Comment 10 satellitgo 2014-06-05 17:49:38 UTC

saw this in bare metal install of f21 workstation-live-(rawhide)x86_64 20140604 from DVD
only bridged networking available I set up wired and wireless in running live DVD first and it did not transfer settings to install. Unable to add in settings/network in gnome - no eth0 or wireless in (+) add drop down.

Comment 11 Adam Williamson 2014-06-05 19:17:52 UTC

satellit: I don't think that is the same problem at all, this particular bug is specific to VMs, I believe. Can you report it separately?

Comment 12 satellitgo 2014-06-06 00:03:54 UTC

(In reply to Adam Williamson from comment #11)
> satellit: I don't think that is the same problem at all, this particular bug
> is specific to VMs, I believe. Can you report it separately?
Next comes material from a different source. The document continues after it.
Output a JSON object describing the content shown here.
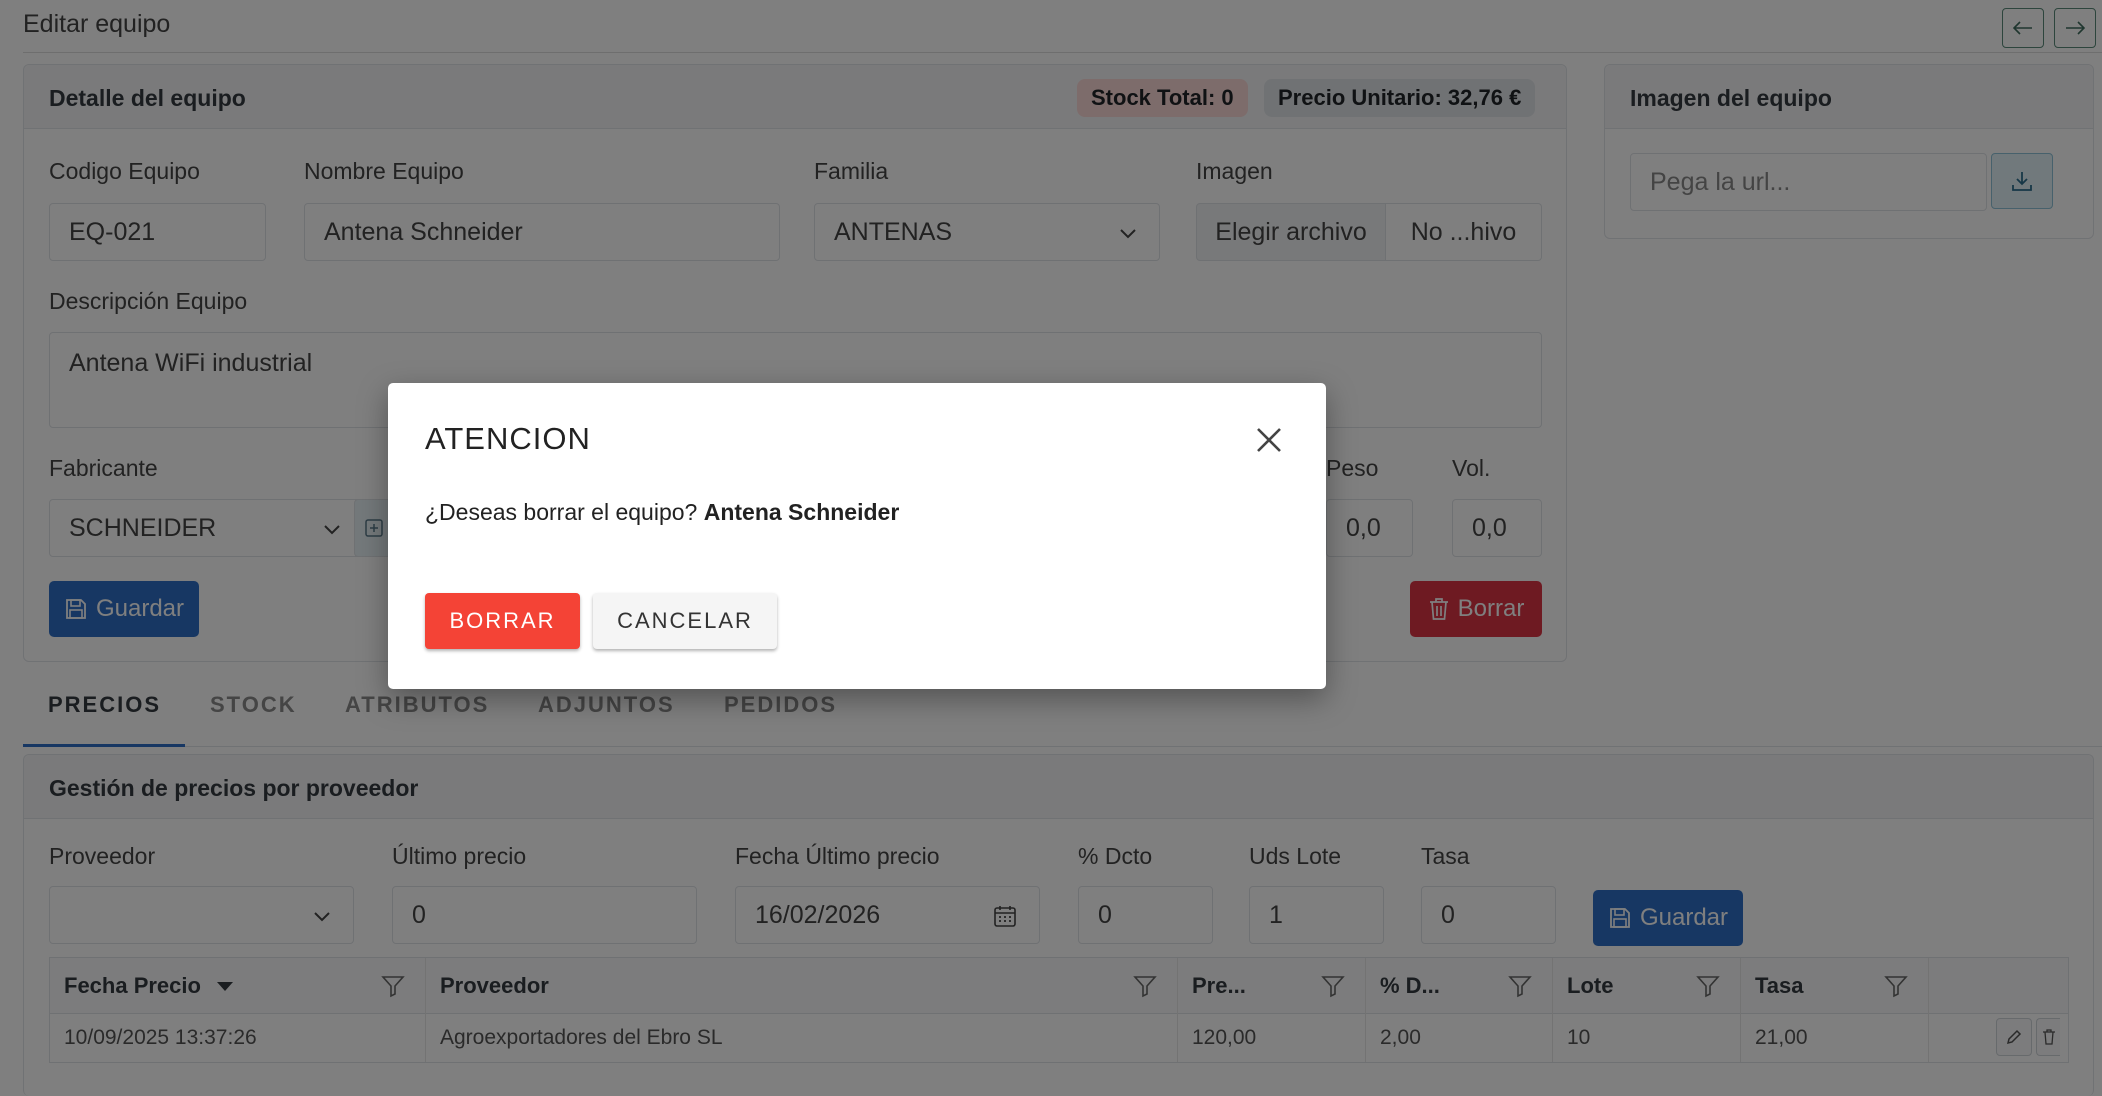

https://bugzilla.redhat.com/show_bug.cgi?id=1105358

Comment 13 Adam Williamson 2014-07-04 23:27:45 UTC

Just seen this again in a fresh Rawhide install, preventing network access from the guest. Proposing as an F21 Beta blocker, per the virt criteria - https://fedoraproject.org/wiki/Fedora_21_Beta_Release_Criteria#Virtualization_requirements . OK, it *works*, but no network access is a pretty bad bug.

Comment 14 Adam Williamson 2014-07-21 23:49:58 UTC

so, yeah, s/occasionally/often/ . I did a whole bunch of F21/F22 live image boots to test https://bugzilla.redhat.com/show_bug.cgi?id=1121301 on Friday, and hit this bug more often than not. Any chance anyone might feel like fixing it?
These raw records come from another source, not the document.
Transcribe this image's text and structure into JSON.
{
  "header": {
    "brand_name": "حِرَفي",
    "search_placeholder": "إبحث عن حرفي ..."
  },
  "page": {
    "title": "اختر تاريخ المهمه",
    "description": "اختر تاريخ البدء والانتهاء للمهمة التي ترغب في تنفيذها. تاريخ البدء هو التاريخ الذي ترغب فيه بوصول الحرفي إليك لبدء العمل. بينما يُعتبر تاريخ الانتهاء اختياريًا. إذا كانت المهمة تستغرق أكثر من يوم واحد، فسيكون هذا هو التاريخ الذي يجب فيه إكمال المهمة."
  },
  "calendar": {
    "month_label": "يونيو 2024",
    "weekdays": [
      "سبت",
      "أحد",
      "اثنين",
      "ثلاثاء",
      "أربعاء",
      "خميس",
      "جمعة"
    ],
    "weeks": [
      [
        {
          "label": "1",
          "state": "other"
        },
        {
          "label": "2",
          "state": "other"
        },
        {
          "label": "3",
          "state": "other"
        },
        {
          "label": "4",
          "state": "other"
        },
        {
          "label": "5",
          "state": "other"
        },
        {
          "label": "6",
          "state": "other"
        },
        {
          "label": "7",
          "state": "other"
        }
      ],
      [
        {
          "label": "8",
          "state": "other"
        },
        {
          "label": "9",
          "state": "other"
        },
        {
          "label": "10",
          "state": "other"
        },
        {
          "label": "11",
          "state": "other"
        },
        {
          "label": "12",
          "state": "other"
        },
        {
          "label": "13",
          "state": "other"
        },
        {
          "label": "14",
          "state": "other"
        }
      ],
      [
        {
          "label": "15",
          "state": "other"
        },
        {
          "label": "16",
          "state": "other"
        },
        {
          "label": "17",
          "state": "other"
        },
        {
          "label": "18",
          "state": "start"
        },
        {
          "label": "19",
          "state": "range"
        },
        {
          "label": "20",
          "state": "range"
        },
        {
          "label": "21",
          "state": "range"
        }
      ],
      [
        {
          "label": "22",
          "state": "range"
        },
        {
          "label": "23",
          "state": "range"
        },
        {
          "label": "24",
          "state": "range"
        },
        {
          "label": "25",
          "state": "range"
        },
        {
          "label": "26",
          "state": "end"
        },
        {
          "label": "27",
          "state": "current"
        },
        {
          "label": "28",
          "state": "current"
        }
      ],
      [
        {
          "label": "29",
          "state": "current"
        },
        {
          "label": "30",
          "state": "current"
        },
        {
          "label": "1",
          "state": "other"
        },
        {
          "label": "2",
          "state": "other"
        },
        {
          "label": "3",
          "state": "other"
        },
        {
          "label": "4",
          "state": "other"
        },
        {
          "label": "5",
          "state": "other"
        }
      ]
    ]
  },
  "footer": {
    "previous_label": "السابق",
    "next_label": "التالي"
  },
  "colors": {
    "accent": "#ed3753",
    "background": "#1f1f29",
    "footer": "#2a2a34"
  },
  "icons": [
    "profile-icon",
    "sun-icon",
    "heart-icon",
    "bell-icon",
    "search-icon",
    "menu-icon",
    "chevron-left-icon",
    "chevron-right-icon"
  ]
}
For anyone playing along at home, to get networking working, do:

ip link set virbr0 down
brctl delbr virbr0

Comment 15 Cole Robinson 2014-07-27 21:34:21 UTC

(In reply to Adam Williamson (Red Hat) from comment #14)
> so, yeah, s/occasionally/often/ . I did a whole bunch of F21/F22 live image
> boots to test https://bugzilla.redhat.com/show_bug.cgi?id=1121301 on Friday,
> and hit this bug more often than not. Any chance anyone might feel like
> fixing it?
> 
> For anyone playing along at home, to get networking working, do:
> 
> ip link set virbr0 down
> brctl delbr virbr0

The libvirty way is:

sudo virsh net-destroy default
sudo virsh net-autostart --disable default

Will fix things to not mess up on reboot as well. But not sure if those commands will make network connectivity magically return or if NetworkManager will need a restart.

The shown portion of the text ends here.